The attack came just days after a militant Bahraini opposition group calling itself Asab al Thawra declared on its website it would soon start a bombing campaign in sensitive Government areas outside the capital city Manama.

For some time now, one of the most active of Bahrain's opposition groups has been the February 14 Movement, a decentralised activist network mostly comprising young men that came together in the early days of unrest last year. Though it began as a fairly non-violent organisation, early this year the February 14 Movement began calling for an intensification of protest tactics and began posting threats on its website issued by a new radical group called Asab al Thawra.

While little is known about the formation and structure of Asab al Thawra, it now has its own website and has already given an indication of the tactics it is prepared to adopt in the hope of ousting the al Khalifa regime.

In the past few weeks it has hijacked and set fire to buses run by the country's largest private transportation company and owned by some of the many foreigners – Indians, Bangladeshis and Pakistanis – that make up a huge part of Bahrain's expatriate workforce. In doing so it is clearly sending out a message to foreigners within the country.

Asab al Thawra has also advocated the use of a bombing campaign and made clear its aim to shut down Bahrain's showcase Formula 1 race. Last year's event in Bahrain was cancelled after drivers boycotted the race over the Government's human rights abuses.

So far there is little evidence the escalation in violence advocated by Asab al Thawra is being orchestrated or supported from outside by the likes of Iran. Should, however, the weapons used by Asab al Thawra become more sophisticated or powerful then almost inevitably it will lead to greater suspicion of Tehran's involvement and intensify sectarian tit-for-tat violence between Shi'ites and Sunnis.

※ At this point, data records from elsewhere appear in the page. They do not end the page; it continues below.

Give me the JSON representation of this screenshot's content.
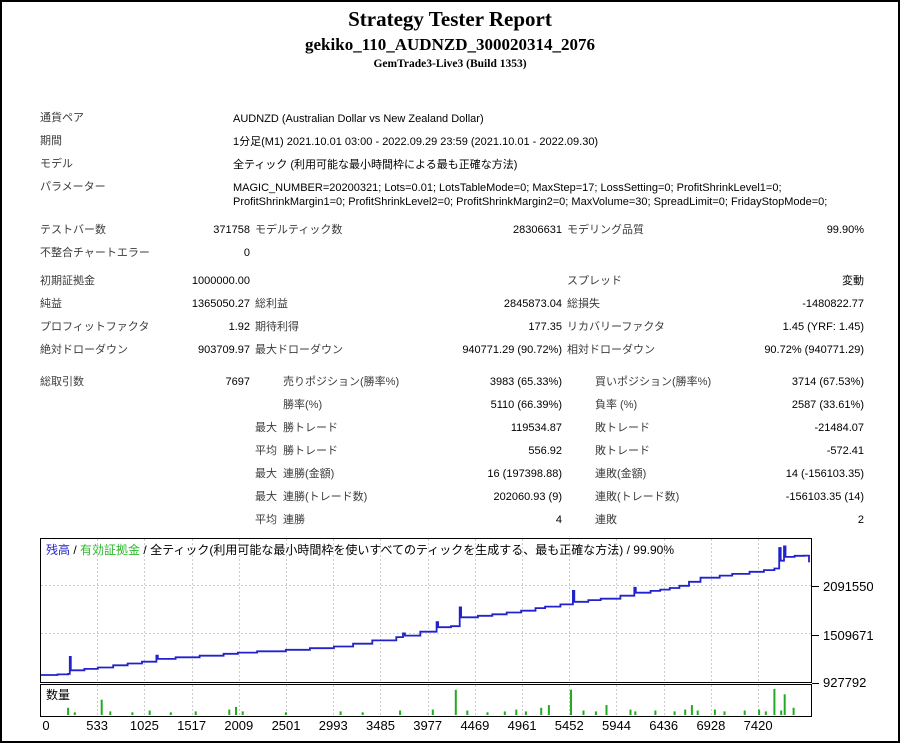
{
  "header": {
    "title": "Strategy Tester Report",
    "subtitle": "gekiko_110_AUDNZD_300020314_2076",
    "build": "GemTrade3-Live3 (Build 1353)"
  },
  "settings_rows": [
    {
      "label": "通貨ペア",
      "value": "AUDNZD (Australian Dollar vs New Zealand Dollar)"
    },
    {
      "label": "期間",
      "value": "1分足(M1) 2021.10.01 03:00 - 2022.09.29 23:59 (2021.10.01 - 2022.09.30)"
    },
    {
      "label": "モデル",
      "value": "全ティック (利用可能な最小時間枠による最も正確な方法)"
    },
    {
      "label": "パラメーター",
      "value": "MAGIC_NUMBER=20200321; Lots=0.01; LotsTableMode=0; MaxStep=17; LossSetting=0; ProfitShrinkLevel1=0; ProfitShrinkMargin1=0; ProfitShrinkLevel2=0; ProfitShrinkMargin2=0; MaxVolume=30; SpreadLimit=0; FridayStopMode=0;"
    }
  ],
  "quality_rows": [
    {
      "l1": "テストバー数",
      "v1": "371758",
      "l2": "モデルティック数",
      "v2": "28306631",
      "l3": "モデリング品質",
      "v3": "99.90%"
    },
    {
      "l1": "不整合チャートエラー",
      "v1": "0"
    }
  ],
  "stats_rows": [
    {
      "l1": "初期証拠金",
      "v1": "1000000.00",
      "l3": "スプレッド",
      "v3": "変動"
    },
    {
      "l1": "純益",
      "v1": "1365050.27",
      "l2": "総利益",
      "v2": "2845873.04",
      "l3": "総損失",
      "v3": "-1480822.77"
    },
    {
      "l1": "プロフィットファクタ",
      "v1": "1.92",
      "l2": "期待利得",
      "v2": "177.35",
      "l3": "リカバリーファクタ",
      "v3": "1.45 (YRF: 1.45)"
    },
    {
      "l1": "絶対ドローダウン",
      "v1": "903709.97",
      "l2": "最大ドローダウン",
      "v2": "940771.29 (90.72%)",
      "l3": "相対ドローダウン",
      "v3": "90.72% (940771.29)"
    }
  ],
  "trade_rows": [
    {
      "l1": "総取引数",
      "v1": "7697",
      "l2": "売りポジション(勝率%)",
      "v2": "3983 (65.33%)",
      "l3": "買いポジション(勝率%)",
      "v3": "3714 (67.53%)"
    },
    {
      "l2": "勝率(%)",
      "v2": "5110 (66.39%)",
      "l3": "負率 (%)",
      "v3": "2587 (33.61%)"
    },
    {
      "q": "最大",
      "l2": "勝トレード",
      "v2": "119534.87",
      "l3": "敗トレード",
      "v3": "-21484.07"
    },
    {
      "q": "平均",
      "l2": "勝トレード",
      "v2": "556.92",
      "l3": "敗トレード",
      "v3": "-572.41"
    },
    {
      "q": "最大",
      "l2": "連勝(金額)",
      "v2": "16 (197398.88)",
      "l3": "連敗(金額)",
      "v3": "14 (-156103.35)"
    },
    {
      "q": "最大",
      "l2": "連勝(トレード数)",
      "v2": "202060.93 (9)",
      "l3": "連敗(トレード数)",
      "v3": "-156103.35 (14)"
    },
    {
      "q": "平均",
      "l2": "連勝",
      "v2": "4",
      "l3": "連敗",
      "v3": "2"
    }
  ],
  "chart_data": [
    {
      "type": "line",
      "name": "balance",
      "legend": [
        "残高",
        "有効証拠金",
        "全ティック(利用可能な最小時間枠を使いすべてのティックを生成する、最も正確な方法) / 99.90%"
      ],
      "legend_sep": " / ",
      "color": "#2222cc",
      "equity_color": "#2db82d",
      "grid_color": "#cccccc",
      "xlim": [
        0,
        7950
      ],
      "xticks": [
        0,
        533,
        1025,
        1517,
        2009,
        2501,
        2993,
        3485,
        3977,
        4469,
        4961,
        5452,
        5944,
        6436,
        6928,
        7420
      ],
      "yticks": [
        927792,
        1509671,
        2091550
      ],
      "points": [
        [
          0,
          1000000
        ],
        [
          120,
          1008000
        ],
        [
          230,
          1014000
        ],
        [
          248,
          1220000
        ],
        [
          258,
          1058000
        ],
        [
          400,
          1075000
        ],
        [
          540,
          1092000
        ],
        [
          700,
          1118000
        ],
        [
          850,
          1140000
        ],
        [
          1000,
          1162000
        ],
        [
          1150,
          1235000
        ],
        [
          1165,
          1196000
        ],
        [
          1350,
          1215000
        ],
        [
          1600,
          1235000
        ],
        [
          1850,
          1258000
        ],
        [
          2000,
          1272000
        ],
        [
          2200,
          1288000
        ],
        [
          2500,
          1306000
        ],
        [
          2750,
          1325000
        ],
        [
          3000,
          1346000
        ],
        [
          3200,
          1380000
        ],
        [
          3400,
          1420000
        ],
        [
          3650,
          1460000
        ],
        [
          3720,
          1505000
        ],
        [
          3740,
          1478000
        ],
        [
          3900,
          1525000
        ],
        [
          4070,
          1640000
        ],
        [
          4085,
          1580000
        ],
        [
          4220,
          1592000
        ],
        [
          4310,
          1820000
        ],
        [
          4325,
          1700000
        ],
        [
          4500,
          1718000
        ],
        [
          4650,
          1736000
        ],
        [
          4800,
          1758000
        ],
        [
          4950,
          1780000
        ],
        [
          5100,
          1812000
        ],
        [
          5200,
          1830000
        ],
        [
          5360,
          1856000
        ],
        [
          5490,
          2020000
        ],
        [
          5505,
          1888000
        ],
        [
          5650,
          1908000
        ],
        [
          5780,
          1926000
        ],
        [
          5985,
          1962000
        ],
        [
          6130,
          2058000
        ],
        [
          6145,
          1998000
        ],
        [
          6300,
          2020000
        ],
        [
          6400,
          2036000
        ],
        [
          6500,
          2055000
        ],
        [
          6600,
          2082000
        ],
        [
          6700,
          2130000
        ],
        [
          6820,
          2180000
        ],
        [
          7020,
          2206000
        ],
        [
          7150,
          2226000
        ],
        [
          7330,
          2252000
        ],
        [
          7480,
          2272000
        ],
        [
          7590,
          2292000
        ],
        [
          7640,
          2540000
        ],
        [
          7655,
          2386000
        ],
        [
          7690,
          2560000
        ],
        [
          7705,
          2432000
        ],
        [
          7800,
          2446000
        ],
        [
          7900,
          2448000
        ],
        [
          7950,
          2365050
        ]
      ]
    },
    {
      "type": "bar",
      "name": "volume",
      "label": "数量",
      "color": "#22aa22",
      "ylim": [
        0,
        30
      ],
      "points": [
        [
          230,
          8
        ],
        [
          300,
          3
        ],
        [
          580,
          17
        ],
        [
          670,
          4
        ],
        [
          900,
          3
        ],
        [
          1080,
          5
        ],
        [
          1300,
          3
        ],
        [
          1560,
          4
        ],
        [
          1910,
          6
        ],
        [
          1980,
          9
        ],
        [
          2050,
          4
        ],
        [
          2500,
          3
        ],
        [
          3070,
          4
        ],
        [
          3300,
          3
        ],
        [
          3690,
          5
        ],
        [
          4030,
          6
        ],
        [
          4270,
          28
        ],
        [
          4390,
          5
        ],
        [
          4600,
          3
        ],
        [
          4780,
          4
        ],
        [
          4900,
          6
        ],
        [
          5000,
          4
        ],
        [
          5160,
          8
        ],
        [
          5240,
          11
        ],
        [
          5470,
          28
        ],
        [
          5600,
          5
        ],
        [
          5730,
          4
        ],
        [
          5840,
          11
        ],
        [
          6090,
          6
        ],
        [
          6140,
          4
        ],
        [
          6350,
          5
        ],
        [
          6550,
          4
        ],
        [
          6660,
          6
        ],
        [
          6730,
          11
        ],
        [
          6790,
          5
        ],
        [
          6970,
          6
        ],
        [
          7070,
          4
        ],
        [
          7280,
          5
        ],
        [
          7430,
          6
        ],
        [
          7500,
          4
        ],
        [
          7590,
          29
        ],
        [
          7660,
          5
        ],
        [
          7697,
          23
        ],
        [
          7790,
          8
        ]
      ]
    }
  ]
}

The obvious regional dangers of this aside, it would also only serve to undermine the legitimate largely non-violent campaign by those in Bahrain seeking greater justice and democracy.

In November last year the Bahrain Independent Commission of Inquiry, set up by King Hamad bin Issa Al Khalifa, submitted its own report of an investigation into human rights violations committed in connection with the anti-Government protests.

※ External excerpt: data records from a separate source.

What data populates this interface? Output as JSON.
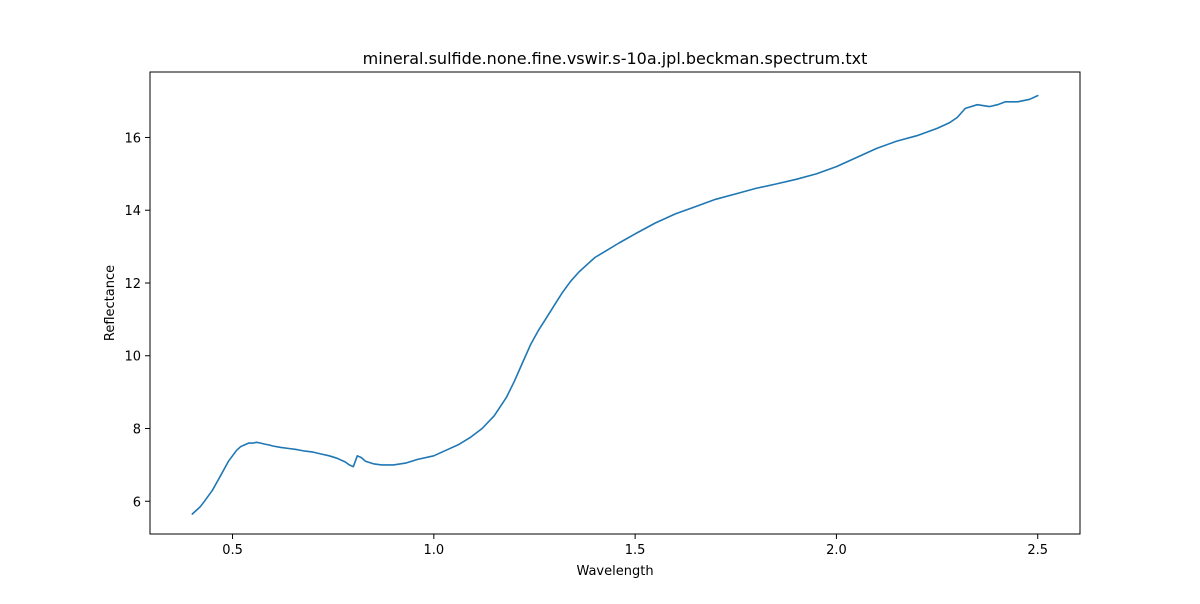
{
  "chart_data": {
    "type": "line",
    "title": "mineral.sulfide.none.fine.vswir.s-10a.jpl.beckman.spectrum.txt",
    "xlabel": "Wavelength",
    "ylabel": "Reflectance",
    "xlim": [
      0.295,
      2.605
    ],
    "ylim": [
      5.1,
      17.8
    ],
    "xticks": [
      0.5,
      1.0,
      1.5,
      2.0,
      2.5
    ],
    "xtick_labels": [
      "0.5",
      "1.0",
      "1.5",
      "2.0",
      "2.5"
    ],
    "yticks": [
      6,
      8,
      10,
      12,
      14,
      16
    ],
    "ytick_labels": [
      "6",
      "8",
      "10",
      "12",
      "14",
      "16"
    ],
    "grid": false,
    "legend": "none",
    "line_color": "#1f77b4",
    "series": [
      {
        "x": [
          0.4,
          0.41,
          0.42,
          0.43,
          0.44,
          0.45,
          0.46,
          0.47,
          0.48,
          0.49,
          0.5,
          0.51,
          0.52,
          0.53,
          0.54,
          0.55,
          0.56,
          0.57,
          0.58,
          0.59,
          0.6,
          0.62,
          0.64,
          0.66,
          0.68,
          0.7,
          0.72,
          0.74,
          0.76,
          0.78,
          0.79,
          0.8,
          0.81,
          0.82,
          0.83,
          0.85,
          0.87,
          0.9,
          0.93,
          0.96,
          1.0,
          1.03,
          1.06,
          1.09,
          1.12,
          1.15,
          1.18,
          1.2,
          1.22,
          1.24,
          1.26,
          1.28,
          1.3,
          1.32,
          1.34,
          1.36,
          1.38,
          1.4,
          1.43,
          1.46,
          1.5,
          1.55,
          1.6,
          1.65,
          1.7,
          1.75,
          1.8,
          1.85,
          1.9,
          1.95,
          2.0,
          2.05,
          2.1,
          2.15,
          2.2,
          2.25,
          2.28,
          2.3,
          2.32,
          2.35,
          2.38,
          2.4,
          2.42,
          2.45,
          2.48,
          2.5
        ],
        "y": [
          5.65,
          5.75,
          5.85,
          6.0,
          6.15,
          6.3,
          6.5,
          6.7,
          6.9,
          7.1,
          7.25,
          7.4,
          7.5,
          7.55,
          7.6,
          7.6,
          7.62,
          7.6,
          7.57,
          7.55,
          7.52,
          7.48,
          7.45,
          7.42,
          7.38,
          7.35,
          7.3,
          7.25,
          7.18,
          7.08,
          7.0,
          6.95,
          7.25,
          7.2,
          7.1,
          7.03,
          7.0,
          7.0,
          7.05,
          7.15,
          7.25,
          7.4,
          7.55,
          7.75,
          8.0,
          8.35,
          8.85,
          9.3,
          9.8,
          10.3,
          10.7,
          11.05,
          11.4,
          11.75,
          12.05,
          12.3,
          12.5,
          12.7,
          12.9,
          13.1,
          13.35,
          13.65,
          13.9,
          14.1,
          14.3,
          14.45,
          14.6,
          14.72,
          14.85,
          15.0,
          15.2,
          15.45,
          15.7,
          15.9,
          16.05,
          16.25,
          16.4,
          16.55,
          16.8,
          16.9,
          16.85,
          16.9,
          16.98,
          16.98,
          17.05,
          17.15
        ]
      }
    ]
  }
}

By its own admission it made clear the country's authorities were guilty, yet to date little has been done to improve the situation.

For now it's Bahrain's precious Grand Prix the Government seems to prioritise in efforts to rehabilitate its image in the eyes of the international community.

The time has come for it to rethink those priorities. Until it does so, Bahrain will remain locked on a political collision course with dangerous regional implications.